Ammon News - The United States alone spent $ 44.2 billion on its arsenal modernization program last year.
The expenses of the forces at their disposal nuclear arsenals to maintain and modernize them increased by 9% in 2021reaching $ 82.4 billion, according to a report by the International Campaign to Abolish Nuclear Weapons (ICAN).
Only the US spent 44.2 billion as part of their arsenal modernization program last year, up 12.7% from a year earlier, while China spent $ 11.7 billion (+ 10.4%) on the same goal. , according to the report, which is published today.

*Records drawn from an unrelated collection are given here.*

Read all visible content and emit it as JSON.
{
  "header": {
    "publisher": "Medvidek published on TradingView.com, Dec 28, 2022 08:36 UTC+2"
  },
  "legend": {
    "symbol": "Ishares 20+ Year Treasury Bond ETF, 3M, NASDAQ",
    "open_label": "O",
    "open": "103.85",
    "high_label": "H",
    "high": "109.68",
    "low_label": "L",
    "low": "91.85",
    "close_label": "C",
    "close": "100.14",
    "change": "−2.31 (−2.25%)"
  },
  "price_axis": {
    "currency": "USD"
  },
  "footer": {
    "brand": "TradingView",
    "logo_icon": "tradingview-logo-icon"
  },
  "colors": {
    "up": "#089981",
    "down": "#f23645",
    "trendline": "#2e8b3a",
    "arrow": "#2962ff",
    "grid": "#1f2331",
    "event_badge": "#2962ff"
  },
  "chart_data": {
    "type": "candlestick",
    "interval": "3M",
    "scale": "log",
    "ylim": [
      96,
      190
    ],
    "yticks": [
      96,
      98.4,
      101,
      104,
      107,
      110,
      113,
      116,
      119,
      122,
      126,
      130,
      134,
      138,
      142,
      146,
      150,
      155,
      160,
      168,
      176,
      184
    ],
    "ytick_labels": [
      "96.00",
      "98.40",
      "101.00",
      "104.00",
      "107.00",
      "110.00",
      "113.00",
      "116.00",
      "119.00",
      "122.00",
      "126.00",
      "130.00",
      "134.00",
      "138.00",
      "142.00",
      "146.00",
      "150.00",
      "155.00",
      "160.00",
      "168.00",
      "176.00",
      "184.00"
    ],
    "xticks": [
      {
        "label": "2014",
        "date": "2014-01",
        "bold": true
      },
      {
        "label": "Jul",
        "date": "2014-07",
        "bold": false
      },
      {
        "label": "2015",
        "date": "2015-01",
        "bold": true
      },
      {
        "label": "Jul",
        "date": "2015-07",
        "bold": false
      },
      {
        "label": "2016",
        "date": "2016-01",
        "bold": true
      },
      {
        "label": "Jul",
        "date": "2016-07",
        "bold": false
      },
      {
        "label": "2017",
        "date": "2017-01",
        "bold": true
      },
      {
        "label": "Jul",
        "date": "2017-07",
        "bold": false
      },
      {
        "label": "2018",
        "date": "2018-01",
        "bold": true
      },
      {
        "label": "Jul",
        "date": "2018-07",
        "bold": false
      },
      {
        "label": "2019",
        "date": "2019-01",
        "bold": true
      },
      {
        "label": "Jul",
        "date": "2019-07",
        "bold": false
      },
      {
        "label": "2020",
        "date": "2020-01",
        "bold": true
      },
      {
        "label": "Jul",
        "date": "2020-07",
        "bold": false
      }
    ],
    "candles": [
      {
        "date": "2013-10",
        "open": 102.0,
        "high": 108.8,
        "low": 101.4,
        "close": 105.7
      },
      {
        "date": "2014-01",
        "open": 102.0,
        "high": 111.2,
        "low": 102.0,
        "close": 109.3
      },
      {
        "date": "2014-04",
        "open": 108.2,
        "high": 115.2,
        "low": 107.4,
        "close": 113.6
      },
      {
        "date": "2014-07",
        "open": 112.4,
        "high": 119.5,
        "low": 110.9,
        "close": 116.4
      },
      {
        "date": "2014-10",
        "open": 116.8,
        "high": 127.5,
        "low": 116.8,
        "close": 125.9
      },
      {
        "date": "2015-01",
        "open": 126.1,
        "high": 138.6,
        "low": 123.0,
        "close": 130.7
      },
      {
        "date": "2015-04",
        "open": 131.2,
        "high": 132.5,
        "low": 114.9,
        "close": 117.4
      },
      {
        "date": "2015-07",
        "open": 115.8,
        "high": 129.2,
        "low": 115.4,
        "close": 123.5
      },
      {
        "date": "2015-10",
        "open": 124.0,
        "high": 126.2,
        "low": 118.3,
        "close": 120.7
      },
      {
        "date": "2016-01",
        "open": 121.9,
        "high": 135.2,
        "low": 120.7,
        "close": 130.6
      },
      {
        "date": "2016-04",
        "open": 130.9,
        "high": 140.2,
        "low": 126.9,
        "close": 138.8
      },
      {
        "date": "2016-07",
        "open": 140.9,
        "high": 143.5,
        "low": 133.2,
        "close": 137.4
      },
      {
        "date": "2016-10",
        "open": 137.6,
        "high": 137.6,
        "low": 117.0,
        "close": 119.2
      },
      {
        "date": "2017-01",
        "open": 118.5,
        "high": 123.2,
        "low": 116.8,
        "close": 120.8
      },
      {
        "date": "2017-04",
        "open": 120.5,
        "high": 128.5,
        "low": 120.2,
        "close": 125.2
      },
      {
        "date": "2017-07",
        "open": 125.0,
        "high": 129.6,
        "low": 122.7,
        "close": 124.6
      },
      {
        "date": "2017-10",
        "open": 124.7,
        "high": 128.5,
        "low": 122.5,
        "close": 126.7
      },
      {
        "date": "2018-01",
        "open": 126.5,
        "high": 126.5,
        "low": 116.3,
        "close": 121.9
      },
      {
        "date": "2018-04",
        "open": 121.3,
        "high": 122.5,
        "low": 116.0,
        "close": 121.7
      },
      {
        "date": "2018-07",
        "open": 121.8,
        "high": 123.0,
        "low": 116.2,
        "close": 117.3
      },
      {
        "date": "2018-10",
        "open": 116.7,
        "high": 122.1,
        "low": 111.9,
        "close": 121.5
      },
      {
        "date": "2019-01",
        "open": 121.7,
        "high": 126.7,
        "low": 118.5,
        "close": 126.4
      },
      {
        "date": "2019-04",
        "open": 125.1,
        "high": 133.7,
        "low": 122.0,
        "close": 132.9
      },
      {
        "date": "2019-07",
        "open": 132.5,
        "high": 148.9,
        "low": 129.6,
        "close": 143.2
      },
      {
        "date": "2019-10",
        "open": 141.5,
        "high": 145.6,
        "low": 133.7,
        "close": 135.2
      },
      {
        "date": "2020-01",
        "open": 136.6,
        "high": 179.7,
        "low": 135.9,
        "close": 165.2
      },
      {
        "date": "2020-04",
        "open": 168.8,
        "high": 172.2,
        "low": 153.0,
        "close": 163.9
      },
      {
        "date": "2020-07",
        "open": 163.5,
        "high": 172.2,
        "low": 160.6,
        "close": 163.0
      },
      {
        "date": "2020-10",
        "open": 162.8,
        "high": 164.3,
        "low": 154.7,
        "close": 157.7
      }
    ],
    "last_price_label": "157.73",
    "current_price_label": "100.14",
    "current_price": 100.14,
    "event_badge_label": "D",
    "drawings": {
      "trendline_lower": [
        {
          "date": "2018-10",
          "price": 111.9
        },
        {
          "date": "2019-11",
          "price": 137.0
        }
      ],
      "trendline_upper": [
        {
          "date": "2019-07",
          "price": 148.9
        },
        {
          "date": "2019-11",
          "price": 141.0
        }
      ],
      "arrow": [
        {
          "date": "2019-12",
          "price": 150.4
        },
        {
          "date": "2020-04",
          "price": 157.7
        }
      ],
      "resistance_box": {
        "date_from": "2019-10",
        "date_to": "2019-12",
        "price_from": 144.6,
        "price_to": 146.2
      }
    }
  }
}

The budgets provided for in Russia (8.6 billion)France (5.9 billion) and Britain (6.8 billion) for nuclear weapons were slightly higher, says ICAN, which received the Nobel Peace Prize in 2017 because it worked tirelessly to draft the convention on the ban nuclear weapons, which has so far been ratified by 59 states – but none of them is a nuclear power.
Pakistan spent $ 1.1 billion on its nuclear arsenal, up from $ 1 billion last year, while India reduced its spending to $ 2.3 billion (up from $ 2.5 billion in 2020), according to the report.

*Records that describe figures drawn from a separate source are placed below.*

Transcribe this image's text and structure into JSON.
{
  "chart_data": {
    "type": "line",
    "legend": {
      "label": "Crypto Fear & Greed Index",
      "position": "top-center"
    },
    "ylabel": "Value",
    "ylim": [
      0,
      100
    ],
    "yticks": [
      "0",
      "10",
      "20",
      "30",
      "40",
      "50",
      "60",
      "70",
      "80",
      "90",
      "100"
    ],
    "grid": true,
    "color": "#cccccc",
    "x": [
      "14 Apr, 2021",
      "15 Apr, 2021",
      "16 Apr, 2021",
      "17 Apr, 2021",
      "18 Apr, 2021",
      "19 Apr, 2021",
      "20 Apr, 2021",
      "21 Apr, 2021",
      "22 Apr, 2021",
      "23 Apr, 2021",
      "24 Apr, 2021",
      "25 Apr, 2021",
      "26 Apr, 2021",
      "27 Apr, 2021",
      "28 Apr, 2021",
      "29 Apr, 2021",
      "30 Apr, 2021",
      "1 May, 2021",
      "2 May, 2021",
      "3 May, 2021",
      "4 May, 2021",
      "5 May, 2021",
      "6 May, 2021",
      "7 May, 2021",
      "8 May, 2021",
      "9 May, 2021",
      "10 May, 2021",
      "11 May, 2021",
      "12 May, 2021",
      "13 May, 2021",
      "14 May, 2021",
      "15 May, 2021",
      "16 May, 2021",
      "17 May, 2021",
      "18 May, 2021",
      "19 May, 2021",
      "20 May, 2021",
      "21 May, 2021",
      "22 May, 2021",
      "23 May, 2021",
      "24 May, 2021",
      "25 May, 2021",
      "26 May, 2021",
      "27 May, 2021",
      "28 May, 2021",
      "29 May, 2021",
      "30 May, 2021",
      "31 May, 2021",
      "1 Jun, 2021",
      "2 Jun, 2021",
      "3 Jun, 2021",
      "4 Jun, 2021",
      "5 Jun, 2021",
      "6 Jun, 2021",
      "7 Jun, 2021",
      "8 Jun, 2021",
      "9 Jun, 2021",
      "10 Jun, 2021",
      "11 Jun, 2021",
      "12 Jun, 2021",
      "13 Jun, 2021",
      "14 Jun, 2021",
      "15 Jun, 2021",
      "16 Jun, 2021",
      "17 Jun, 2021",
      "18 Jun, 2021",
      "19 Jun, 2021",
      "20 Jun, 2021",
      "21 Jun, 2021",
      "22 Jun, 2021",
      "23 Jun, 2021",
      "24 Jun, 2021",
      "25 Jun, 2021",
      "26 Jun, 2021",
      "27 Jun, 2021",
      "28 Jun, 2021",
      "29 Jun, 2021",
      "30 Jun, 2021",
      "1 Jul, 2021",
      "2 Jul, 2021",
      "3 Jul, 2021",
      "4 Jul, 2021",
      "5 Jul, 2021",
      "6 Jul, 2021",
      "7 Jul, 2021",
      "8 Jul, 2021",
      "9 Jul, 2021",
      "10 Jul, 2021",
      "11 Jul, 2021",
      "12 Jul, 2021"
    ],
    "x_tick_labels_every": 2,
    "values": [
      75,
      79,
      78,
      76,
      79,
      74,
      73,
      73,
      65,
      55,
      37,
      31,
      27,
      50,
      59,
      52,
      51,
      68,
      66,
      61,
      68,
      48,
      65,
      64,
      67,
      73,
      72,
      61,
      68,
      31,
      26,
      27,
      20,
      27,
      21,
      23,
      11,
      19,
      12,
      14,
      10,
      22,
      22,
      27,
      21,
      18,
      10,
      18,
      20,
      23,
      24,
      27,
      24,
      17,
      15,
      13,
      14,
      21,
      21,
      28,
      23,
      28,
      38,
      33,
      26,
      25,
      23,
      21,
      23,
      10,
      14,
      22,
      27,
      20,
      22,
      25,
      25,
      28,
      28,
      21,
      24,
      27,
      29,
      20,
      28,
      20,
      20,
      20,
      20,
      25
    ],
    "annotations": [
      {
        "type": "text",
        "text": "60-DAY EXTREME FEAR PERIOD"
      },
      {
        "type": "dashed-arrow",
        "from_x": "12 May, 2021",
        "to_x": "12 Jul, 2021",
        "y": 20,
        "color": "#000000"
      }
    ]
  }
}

Israel – the only country in the closed nuclear power club that has never officially acknowledged that it has nuclear weapons – spent $ 1.2 billion, the same as last year, according to ICAN. She estimates that North Korea’s spending on its armaments program in 2021 will reach $ 642 million, up from $ 700 million in 2020.

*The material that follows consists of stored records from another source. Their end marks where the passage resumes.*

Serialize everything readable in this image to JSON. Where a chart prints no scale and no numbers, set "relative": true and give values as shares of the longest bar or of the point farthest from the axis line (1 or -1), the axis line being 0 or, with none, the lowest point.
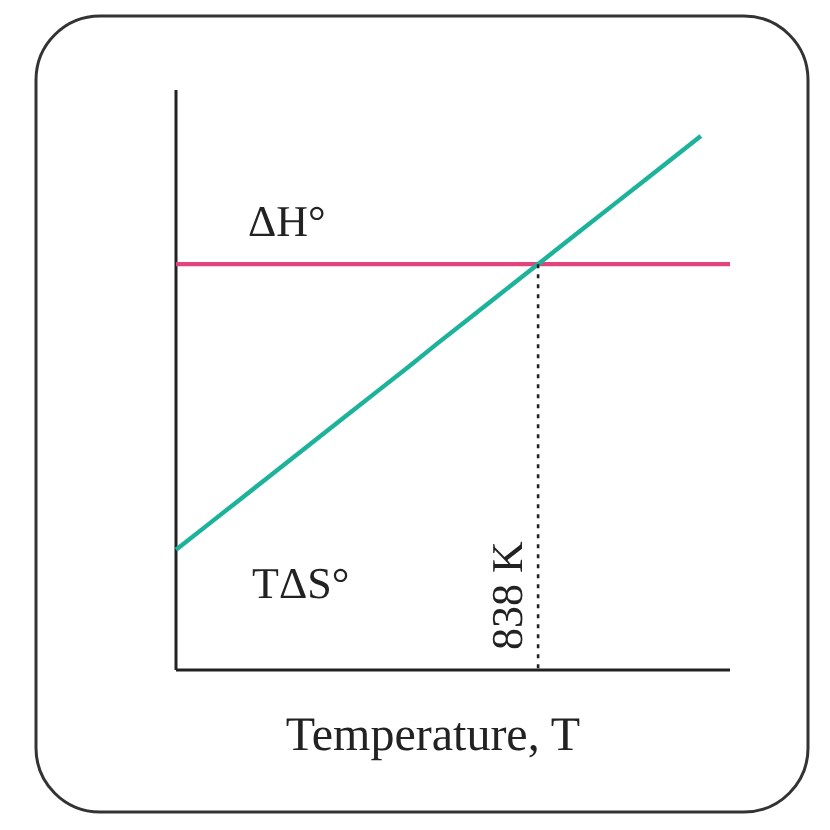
{
  "chart_data": {
    "type": "line",
    "relative": true,
    "xlabel": "Temperature, T",
    "categories": [
      null,
      null,
      null,
      null,
      null,
      null,
      null,
      null,
      null,
      null,
      null,
      null,
      null,
      null,
      null,
      null,
      null,
      null,
      null,
      null
    ],
    "series": [
      {
        "name": "ΔH°",
        "color": "#e2457c",
        "values": [
          0.76,
          0.76,
          0.76,
          0.76,
          0.76,
          0.76,
          0.76,
          0.76,
          0.76,
          0.76,
          0.76,
          0.76,
          0.76,
          0.76,
          0.76,
          0.76,
          0.76,
          0.76,
          0.76,
          0.76
        ]
      },
      {
        "name": "TΔS°",
        "color": "#1db39b",
        "values": [
          0.225,
          0.268,
          0.311,
          0.354,
          0.397,
          0.44,
          0.483,
          0.526,
          0.569,
          0.613,
          0.656,
          0.699,
          0.742,
          0.785,
          0.828,
          0.871,
          0.914,
          0.957,
          1.0,
          null
        ]
      }
    ],
    "annotations": [
      "838 K"
    ]
  }
}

The taxpayers’ money allowed new contracts to be entered into with private companies (totaling 30.2 billion) to modernize the nuclear arsenals of the great powers, and these private companies in turn purchased the services of study centers and pressure groups for to defend the usefulness of nuclear weapons, according to the NGO, which denounces this vicious circle.
THE exhibition “It simply shows that nuclear weapons are of no use,” said Alicia Saunders-Zakre, ICAN’s research coordinator. “Nuclear weapons countries spent an additional $ 6.5 billion in 2021 and could not prevent a nuclear power from launching a war in Europe,” Ms. Saunders-Zakre said, referring to Russia’s recent invasion of Ukraine. February.
“That’s why we need multilateral nuclear disarmament more than ever,” she added.